Jack held a small bottle up to the light. A brown-glass medical vial, of the sort Jack had become too familiar with over the last few years, wide-mouthed and stoppered with a lump of soft lead and a wax seal. A neatly hand-lettered label was pasted across it. Jack squinted, trying to read, but it was covered with Japanese characters. Only at the very bottom someone had written in a shaky hand.

FUSARIUM APERIAX SPOROTRICHELLIA
FUSAX 687

Jack turned to Leonard. “What is it?”

Leonard hesitated. “It’s an experimental drug. Dr. Hanada calls it Fusax. The 687 is a batch number—it’s the most recent one.”

“Dr. who ?” Jack shook his head. “Leonard—what the hell is this?”

Leonard smoothed his leather kilt, fiddled with a gold chain dangling from a sleeve.

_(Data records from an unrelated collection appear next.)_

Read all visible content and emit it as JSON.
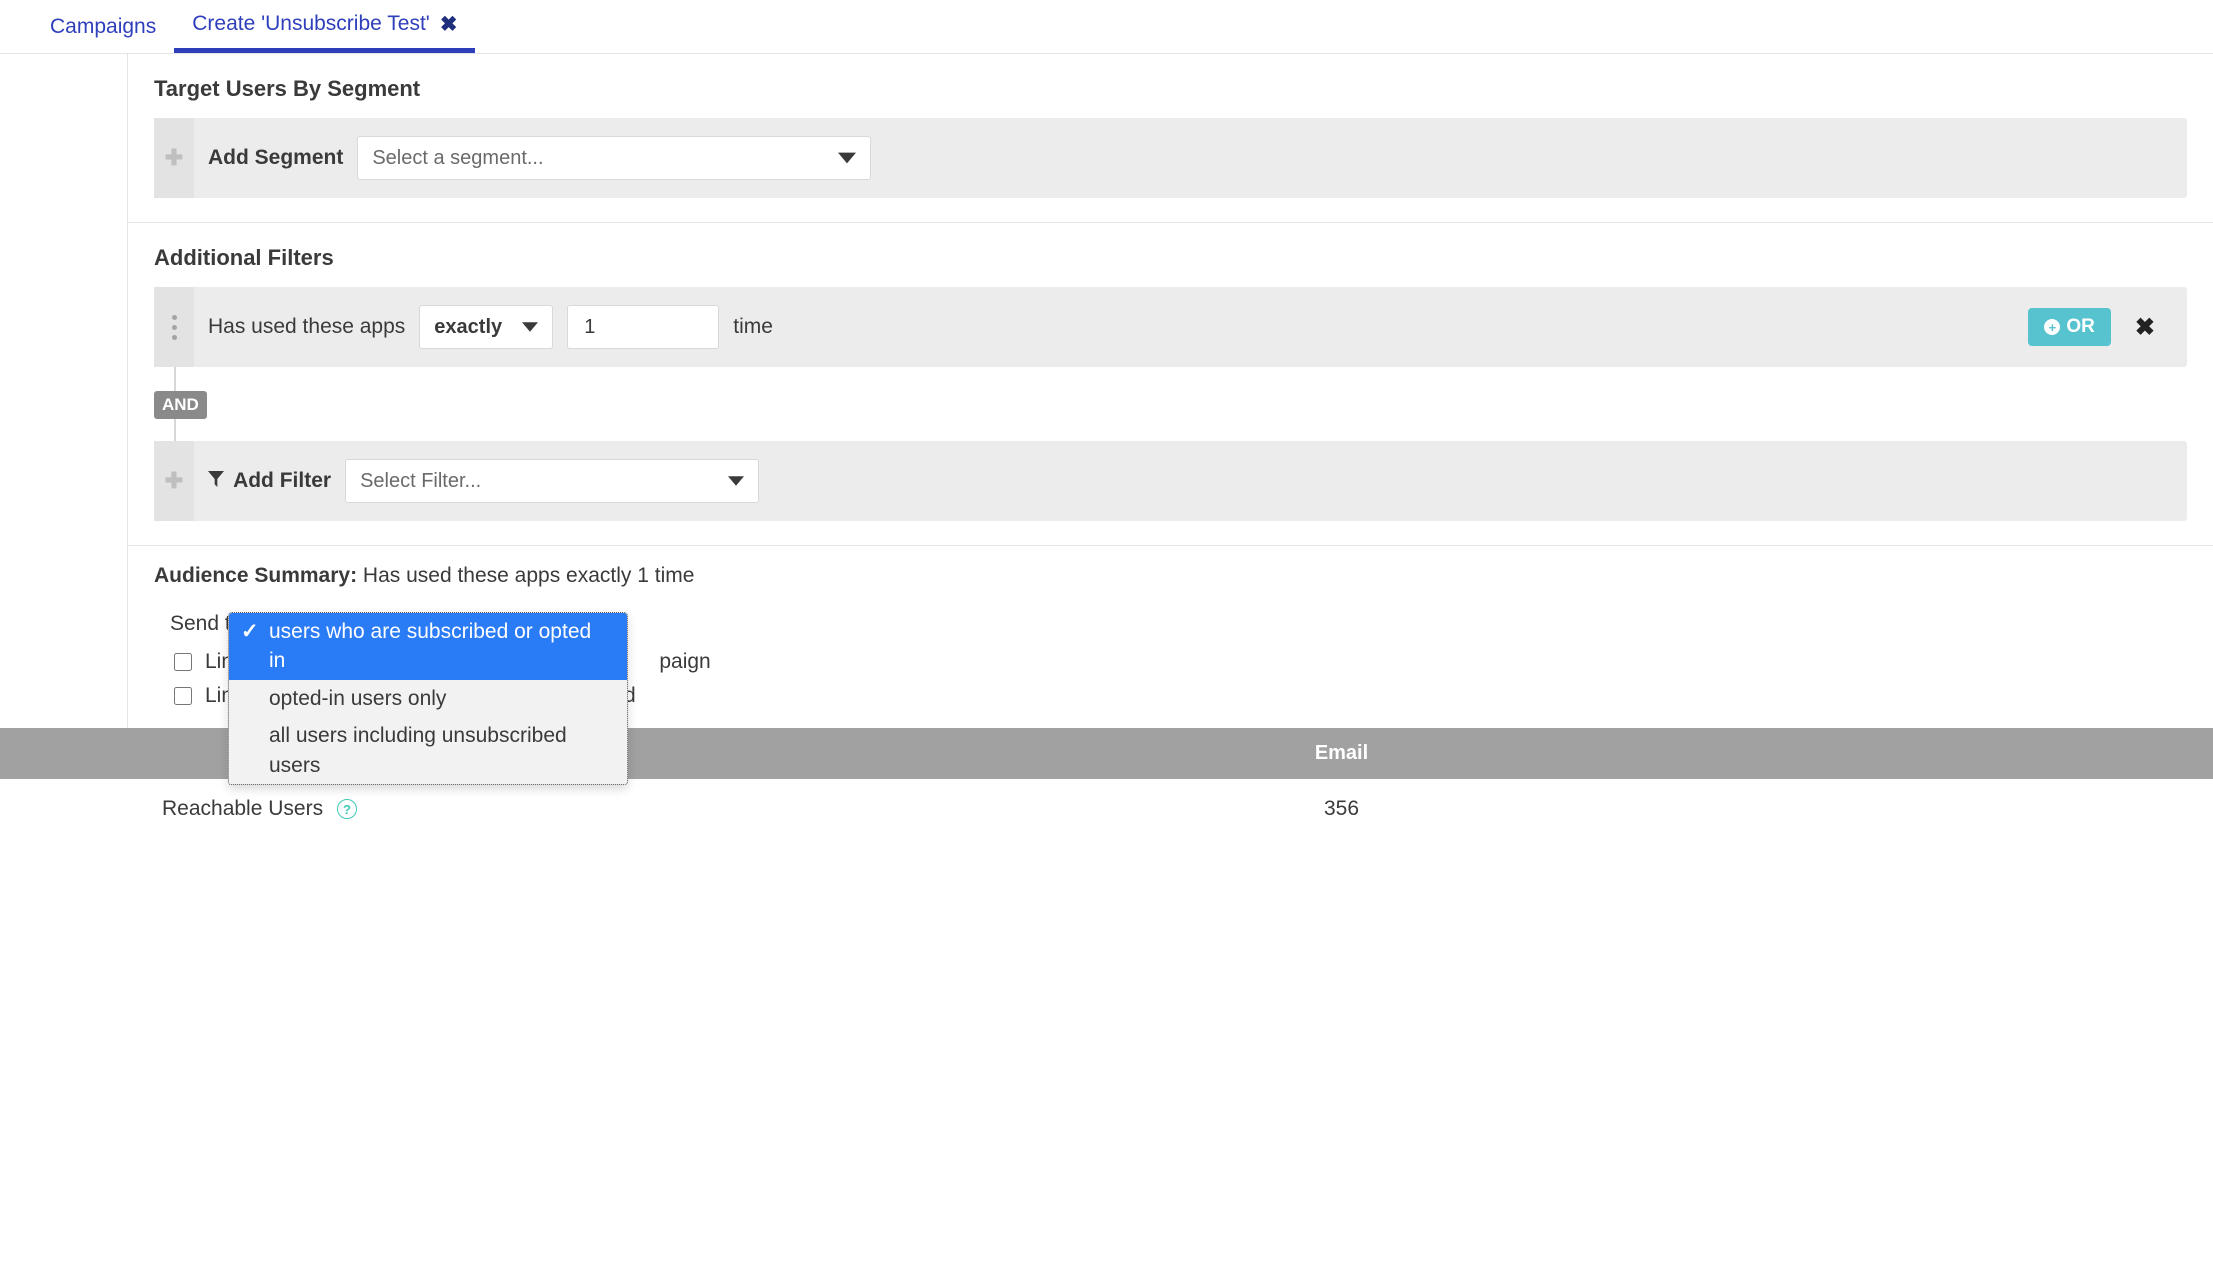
{
  "tabs": {
    "campaigns": "Campaigns",
    "create": "Create 'Unsubscribe Test'"
  },
  "segment": {
    "title": "Target Users By Segment",
    "add_label": "Add Segment",
    "placeholder": "Select a segment..."
  },
  "filters": {
    "title": "Additional Filters",
    "row_label": "Has used these apps",
    "operator": "exactly",
    "count": "1",
    "unit": "time",
    "or_label": "OR",
    "and_label": "AND",
    "add_filter_label": "Add Filter",
    "add_filter_placeholder": "Select Filter..."
  },
  "summary": {
    "label": "Audience Summary:",
    "text": "Has used these apps exactly 1 time",
    "send_to_label": "Send to",
    "behind_tail": "paign",
    "options": {
      "opt1": "users who are subscribed or opted in",
      "opt2": "opted-in users only",
      "opt3": "all users including unsubscribed users"
    },
    "limit_recipients": "Limit",
    "limit_rate": "Limit the rate at which this Campaign will send"
  },
  "reach": {
    "col_blank": "",
    "col_email": "Email",
    "row_label": "Reachable Users",
    "value": "356",
    "help": "?"
  }
}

“I have a client, a CEO at Zeising, who collects birds,” he said, “Apparently there was a sighting a few months ago of a Himalayan griffon. Of course they’re supposed to be extinct, like everything else, but you’d be surprised what turns up.

“Anyway, my client arranged for me to go to Gyantse. Private jet, fake visas—the usual shit. Only when I got there the guide who’d been arranged for me had mysteriously disappeared—I never found out what happened—and I was stranded for two weeks in Lhasa. Just as well, since I needed the extra time to acclimate, so I wouldn’t get altitude sickness. I spent most of my time at Nechung Monastery. The monks weren’t crazy about having me at first, but eventually we came to an understanding and they allowed me to live there for several days.

“It was the griffon that did it. Sky burials, you know. In Tibet they chop you up and put the pieces on a mountaintop for the vultures, unless you’re a lama, in which case you’re cremated or buried. I—”

Jack sighed. “I remember.” Five years earlier, Leonard’s customarily graphic Cemetery of the 84 Mahasiddhas had caused some problems at Sundance. With a grim expression, Jack held up the vial of Fusax. “Leonard. What does this have to—”

“—I told them about the griffon,” Leonard went on. “They consider it sacred in Nechung. It’s a holdover from the Bon faith. Very rarely, holy men are given sky burial; if the griffon comes to the funeral, it’s considered a sign that the dead man has been accepted into the highest level of existence in the afterlife, and will not be reborn. Griffons oversee the passage between this world and the world of the dead. Really, it’s just a vulture—a very beautiful vulture.

“One night, a monk came to my room. He spoke a little English, and he understood that I didn’t want to hunt the griffon, or to kill it—they’d seen all my equipment, helped me hide it, as a matter of fact, in case the PSB came looking for me. He told me that there was a place I should visit, another monastery on an island in the sacred lake of Yandrok-tso. He said I might see the griffon there; but he also said there was a man I should meet. A monk. Someone who had been waiting many years for me to come.”